Optimizing sensori-motor training post-stroke
University Of Southern California, Los Angeles CA
Investigators
Linked publications, trials & patents
Abstract
Project Summary The large variability in lesions, impairment, and responsiveness to training following stroke has hindered the development of principled and cost-effective approaches to neuro-rehabilitation of the upper extremity. Our long-term goal is to develop predictive personalized neurorehabilitation therapy based on large data sets. This proposal is based on a unique opportunity to design and execute a large neuro-rehabilitation cohort study at a relatively low cost. Building on our established US-French collaborations, with interdisciplinary expertise in neurorehabilitation, brain imaging, dynamical systems, and statistical learning, we will predict recovery and individualize therapy with the following novel three-pronged approach.
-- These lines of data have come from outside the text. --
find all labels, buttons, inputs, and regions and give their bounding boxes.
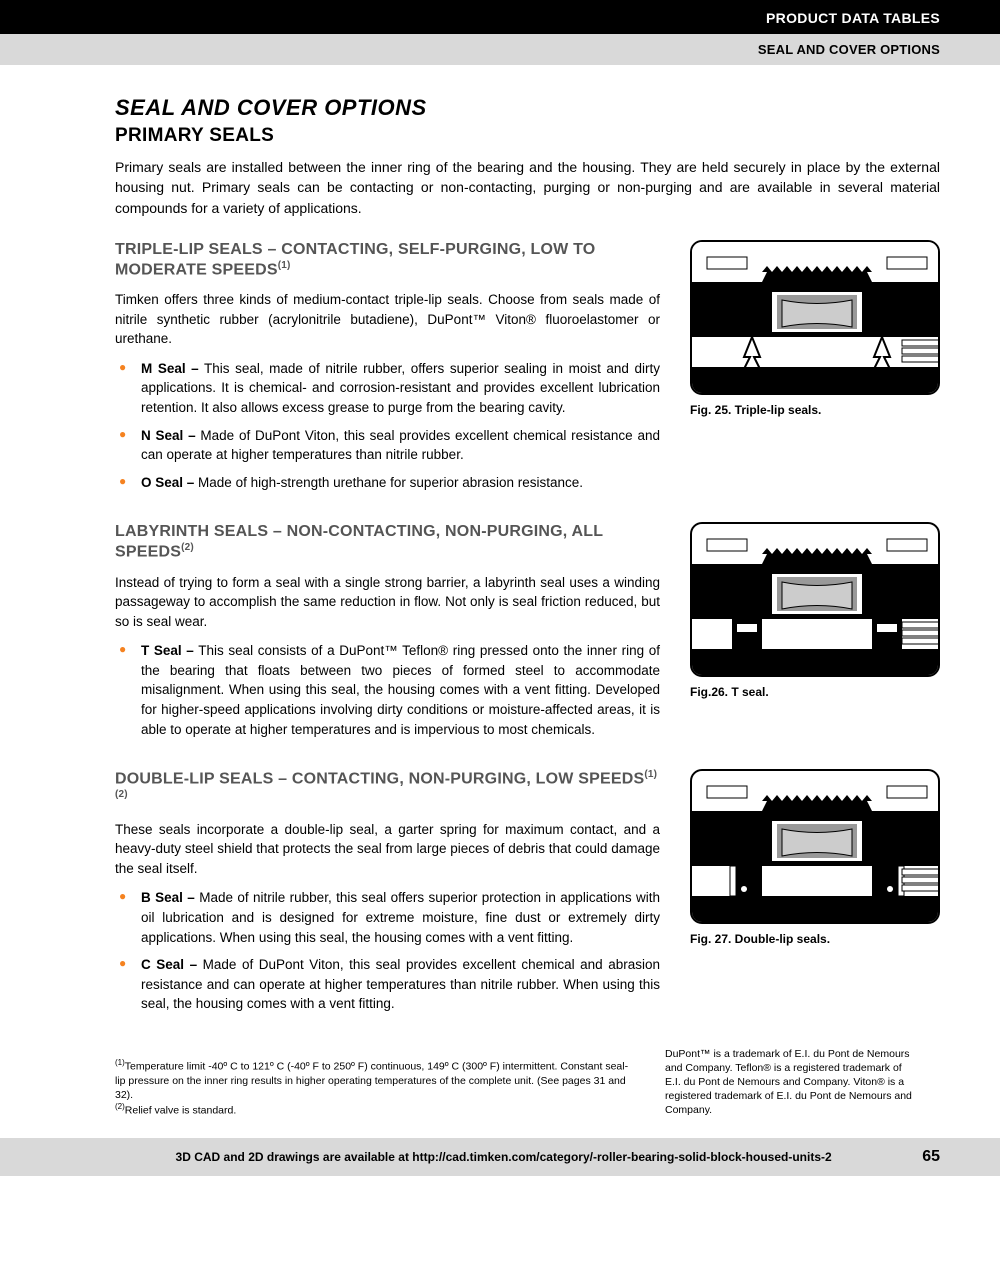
page-footer: 3D CAD and 2D drawings are available at … — [0, 1138, 1000, 1176]
labyrinth-body: Instead of trying to form a seal with a … — [115, 573, 660, 632]
fig-26 — [690, 522, 940, 677]
double-body: These seals incorporate a double-lip sea… — [115, 820, 660, 879]
list-item: B Seal – Made of nitrile rubber, this se… — [133, 888, 660, 947]
footnotes: (1)Temperature limit -40º C to 121º C (-… — [115, 1058, 635, 1118]
fig-27-caption: Fig. 27. Double-lip seals. — [690, 932, 940, 946]
labyrinth-section: LABYRINTH SEALS – NON-CONTACTING, NON-PU… — [115, 522, 940, 747]
triple-body: Timken offers three kinds of medium-cont… — [115, 290, 660, 349]
triple-lip-section: TRIPLE-LIP SEALS – CONTACTING, SELF-PURG… — [115, 240, 940, 500]
page-title: SEAL AND COVER OPTIONS — [115, 95, 940, 121]
list-item: N Seal – Made of DuPont Viton, this seal… — [133, 426, 660, 465]
list-item: M Seal – This seal, made of nitrile rubb… — [133, 359, 660, 418]
fig-27 — [690, 769, 940, 924]
triple-heading: TRIPLE-LIP SEALS – CONTACTING, SELF-PURG… — [115, 240, 660, 280]
page-number: 65 — [922, 1148, 940, 1166]
double-lip-section: DOUBLE-LIP SEALS – CONTACTING, NON-PURGI… — [115, 769, 940, 1022]
footer-text: 3D CAD and 2D drawings are available at … — [115, 1150, 892, 1164]
double-heading: DOUBLE-LIP SEALS – CONTACTING, NON-PURGI… — [115, 769, 660, 810]
intro-paragraph: Primary seals are installed between the … — [115, 157, 940, 218]
list-item: C Seal – Made of DuPont Viton, this seal… — [133, 955, 660, 1014]
double-list: B Seal – Made of nitrile rubber, this se… — [115, 888, 660, 1013]
triple-list: M Seal – This seal, made of nitrile rubb… — [115, 359, 660, 492]
fig-26-caption: Fig.26. T seal. — [690, 685, 940, 699]
page-content: SEAL AND COVER OPTIONS PRIMARY SEALS Pri… — [0, 65, 1000, 1138]
list-item: T Seal – This seal consists of a DuPont™… — [133, 641, 660, 739]
list-item: O Seal – Made of high-strength urethane … — [133, 473, 660, 493]
fig-25-caption: Fig. 25. Triple-lip seals. — [690, 403, 940, 417]
trademark-notice: DuPont™ is a trademark of E.I. du Pont d… — [665, 1047, 915, 1118]
labyrinth-heading: LABYRINTH SEALS – NON-CONTACTING, NON-PU… — [115, 522, 660, 562]
fig-25 — [690, 240, 940, 395]
header-section: SEAL AND COVER OPTIONS — [0, 34, 1000, 65]
header-category: PRODUCT DATA TABLES — [0, 0, 1000, 34]
footer-row: (1)Temperature limit -40º C to 121º C (-… — [115, 1044, 940, 1118]
page-subtitle: PRIMARY SEALS — [115, 125, 940, 147]
labyrinth-list: T Seal – This seal consists of a DuPont™… — [115, 641, 660, 739]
In Aim 1, we will develop a database of clinical and neural patient characteristics, treatments, and outcomes from 500 patients post-stroke receiving upper extremity rehabilitation therapy with the ARMEO Spring device (a gravity compensating exoskeleton) in routine clinical care. Inclusion criteria will be as broad as possible to include patients with a large variety of brain lesions, as assessed by state- of-the-art magnetic resonance imaging (MRI) and functional MRI scans. In aim 2, using the database, we will predict long-term changes in upper extremity outcomes as a function of patient's characteristics and treatment using dynamical models that link motor learning to recovery. The final models will expand and combine previous computational models of motor learning at small time scales with models of recovery at long time scales, and will include mixed effects to accurately predict long-term recovery for individual patients. In aim 3, based on these predictions, we will perform a feasibility study aimed at individualizing upper extremity rehabilitation to maximize recovery. Given a new patient, characterized by a number of baseline characteristics that predict recovery, we will select the schedule of treatment that was the most effective for similar patients in the database. The recovery models and scheduling methods developed in this proposal will provide the basis for future clinical software that suggests timing, dosage, and content of therapy from early clinical data, kinematic performance, and routine scans. Such an approach will transform neurorehabilitation programs because the clinician, patient, and insurance company will be able to determine effective treatments while reducing costs.